Thanks for the kind words and for recognising the most elemental of sports.

mimi said...

Tooting: Pantani's disgrace nearly lost me to Pro-Cycling and I often had suspicions about Lance, also didn't like the way he went about winning the Tour, but somehow, I have hung on to my love for the sport. There have always been some conspicuously clean men in the peloton and that was good enough. This year, I really truly believe that the drug cheats are losing the war.
Give it another chance, please.

TTT said...

Mimi - I hope to do so.

I didn't like the way Lance ran his season, but I loved the way he won his Tours. "The Look" was more exciting than all five of Big Mig's wins alone and while it was seldom romantic, it was like watching diamonds harden from coal.

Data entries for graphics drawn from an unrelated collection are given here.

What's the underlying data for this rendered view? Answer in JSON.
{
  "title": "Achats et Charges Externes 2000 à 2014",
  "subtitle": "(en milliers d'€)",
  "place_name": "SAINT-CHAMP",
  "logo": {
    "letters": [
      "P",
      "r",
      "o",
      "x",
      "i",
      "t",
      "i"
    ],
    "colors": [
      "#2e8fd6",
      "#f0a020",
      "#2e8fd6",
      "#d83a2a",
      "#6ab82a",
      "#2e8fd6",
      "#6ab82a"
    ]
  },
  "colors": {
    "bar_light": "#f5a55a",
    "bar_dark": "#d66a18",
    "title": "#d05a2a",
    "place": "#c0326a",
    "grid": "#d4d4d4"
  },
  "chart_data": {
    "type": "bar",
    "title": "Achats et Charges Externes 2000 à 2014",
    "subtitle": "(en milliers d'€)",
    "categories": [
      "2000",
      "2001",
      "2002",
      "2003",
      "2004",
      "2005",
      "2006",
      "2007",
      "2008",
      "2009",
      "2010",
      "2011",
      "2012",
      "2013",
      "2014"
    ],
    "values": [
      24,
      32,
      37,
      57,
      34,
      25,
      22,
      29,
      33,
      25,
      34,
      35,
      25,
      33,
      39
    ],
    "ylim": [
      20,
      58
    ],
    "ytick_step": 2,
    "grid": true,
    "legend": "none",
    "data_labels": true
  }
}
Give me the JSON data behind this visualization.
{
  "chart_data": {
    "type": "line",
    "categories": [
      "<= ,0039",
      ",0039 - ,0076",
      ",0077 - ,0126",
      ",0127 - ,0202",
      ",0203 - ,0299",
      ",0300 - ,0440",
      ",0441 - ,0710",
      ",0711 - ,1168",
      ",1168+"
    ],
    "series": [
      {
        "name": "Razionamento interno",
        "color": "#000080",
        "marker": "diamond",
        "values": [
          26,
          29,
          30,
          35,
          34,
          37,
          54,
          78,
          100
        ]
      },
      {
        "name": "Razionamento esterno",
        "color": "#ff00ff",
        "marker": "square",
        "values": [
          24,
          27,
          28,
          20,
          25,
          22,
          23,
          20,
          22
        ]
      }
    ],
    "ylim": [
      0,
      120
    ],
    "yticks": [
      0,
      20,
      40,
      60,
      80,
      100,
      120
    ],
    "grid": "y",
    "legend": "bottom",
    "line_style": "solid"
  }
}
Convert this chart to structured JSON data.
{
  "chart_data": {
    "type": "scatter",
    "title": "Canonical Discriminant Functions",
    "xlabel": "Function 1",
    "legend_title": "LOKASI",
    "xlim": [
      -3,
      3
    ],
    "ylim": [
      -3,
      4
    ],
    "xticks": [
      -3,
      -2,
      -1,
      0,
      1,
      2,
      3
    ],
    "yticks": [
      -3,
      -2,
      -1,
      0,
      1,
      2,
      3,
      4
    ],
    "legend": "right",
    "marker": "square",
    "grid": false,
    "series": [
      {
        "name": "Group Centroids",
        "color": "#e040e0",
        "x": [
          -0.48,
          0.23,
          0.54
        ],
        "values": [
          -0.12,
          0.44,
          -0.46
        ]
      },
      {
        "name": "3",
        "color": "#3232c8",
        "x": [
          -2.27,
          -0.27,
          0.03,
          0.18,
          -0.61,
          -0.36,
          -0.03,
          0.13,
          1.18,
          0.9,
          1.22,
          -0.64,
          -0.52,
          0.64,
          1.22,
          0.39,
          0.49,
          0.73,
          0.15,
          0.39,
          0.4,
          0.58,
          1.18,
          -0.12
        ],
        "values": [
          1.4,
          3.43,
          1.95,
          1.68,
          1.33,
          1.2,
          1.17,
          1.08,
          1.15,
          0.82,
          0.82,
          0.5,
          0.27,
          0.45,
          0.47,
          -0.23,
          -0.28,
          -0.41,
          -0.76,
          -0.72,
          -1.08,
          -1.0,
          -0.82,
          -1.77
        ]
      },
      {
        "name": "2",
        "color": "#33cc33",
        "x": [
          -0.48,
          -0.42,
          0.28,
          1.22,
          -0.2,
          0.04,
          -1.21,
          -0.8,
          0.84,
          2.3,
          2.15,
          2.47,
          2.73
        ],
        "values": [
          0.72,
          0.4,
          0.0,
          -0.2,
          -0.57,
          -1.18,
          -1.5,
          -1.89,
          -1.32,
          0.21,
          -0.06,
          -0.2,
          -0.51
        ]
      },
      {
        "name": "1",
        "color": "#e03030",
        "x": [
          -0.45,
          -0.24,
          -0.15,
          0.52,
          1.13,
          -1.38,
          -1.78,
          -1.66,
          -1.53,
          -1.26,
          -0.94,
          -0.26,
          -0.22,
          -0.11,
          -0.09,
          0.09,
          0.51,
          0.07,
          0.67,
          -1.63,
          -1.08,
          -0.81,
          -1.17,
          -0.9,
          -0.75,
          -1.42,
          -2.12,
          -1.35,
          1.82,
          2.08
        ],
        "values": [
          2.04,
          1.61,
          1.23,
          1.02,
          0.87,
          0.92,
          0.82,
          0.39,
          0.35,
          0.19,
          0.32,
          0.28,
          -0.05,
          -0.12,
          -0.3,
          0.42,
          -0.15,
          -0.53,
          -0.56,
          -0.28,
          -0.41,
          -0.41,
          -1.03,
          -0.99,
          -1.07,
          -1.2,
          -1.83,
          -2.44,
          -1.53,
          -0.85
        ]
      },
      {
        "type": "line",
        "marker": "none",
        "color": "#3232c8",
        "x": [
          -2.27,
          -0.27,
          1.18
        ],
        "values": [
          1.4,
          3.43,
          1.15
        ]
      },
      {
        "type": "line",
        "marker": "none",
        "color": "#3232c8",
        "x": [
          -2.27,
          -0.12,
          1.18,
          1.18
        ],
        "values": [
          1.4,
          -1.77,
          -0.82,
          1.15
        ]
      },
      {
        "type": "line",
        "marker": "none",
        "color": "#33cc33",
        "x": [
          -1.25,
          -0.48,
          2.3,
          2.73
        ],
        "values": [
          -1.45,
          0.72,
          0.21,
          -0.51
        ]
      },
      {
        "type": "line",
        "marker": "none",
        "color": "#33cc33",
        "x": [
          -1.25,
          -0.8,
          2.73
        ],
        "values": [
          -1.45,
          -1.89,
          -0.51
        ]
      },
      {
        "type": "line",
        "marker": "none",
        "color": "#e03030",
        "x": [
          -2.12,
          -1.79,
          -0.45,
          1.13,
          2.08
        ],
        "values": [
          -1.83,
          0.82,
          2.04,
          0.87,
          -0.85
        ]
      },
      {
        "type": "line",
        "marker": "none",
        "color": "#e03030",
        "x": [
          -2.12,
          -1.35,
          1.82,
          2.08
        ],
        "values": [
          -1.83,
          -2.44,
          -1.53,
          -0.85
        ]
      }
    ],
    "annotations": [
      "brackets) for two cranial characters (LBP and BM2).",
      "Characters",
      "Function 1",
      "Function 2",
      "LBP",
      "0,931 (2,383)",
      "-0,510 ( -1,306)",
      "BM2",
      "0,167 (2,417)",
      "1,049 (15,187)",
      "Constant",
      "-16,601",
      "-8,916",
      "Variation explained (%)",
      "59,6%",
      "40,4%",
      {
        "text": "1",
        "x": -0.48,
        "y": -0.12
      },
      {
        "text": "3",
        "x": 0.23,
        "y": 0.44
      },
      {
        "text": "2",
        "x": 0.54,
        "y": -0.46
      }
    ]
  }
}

Marco was THE most magnetic personality in sport in '97 / '98. The day before the storm broke at the Giro, he had punctured at the bottom of a typically achingly beautiful climb to a monastery. He carved through the field like the Eagle of Toledo I had read about and the Herrara of '84 I remembered. I think I might have been cheering at the screen.

He's gone and so is Jimenez who was a fantastic watch too.

Whilst I think Moncoutie and some others are clean, I would never have suspected Millar and Hamilton!!!

Maybe I'll come back, but I think I'll stock up on DVDs of Roger de Vlaminck at Paris-Roubaix, Hinault at the Tour, Eddy anywhere. Maybe they weren't clean either, but it wasn't as systematic, as cynical and as fatal.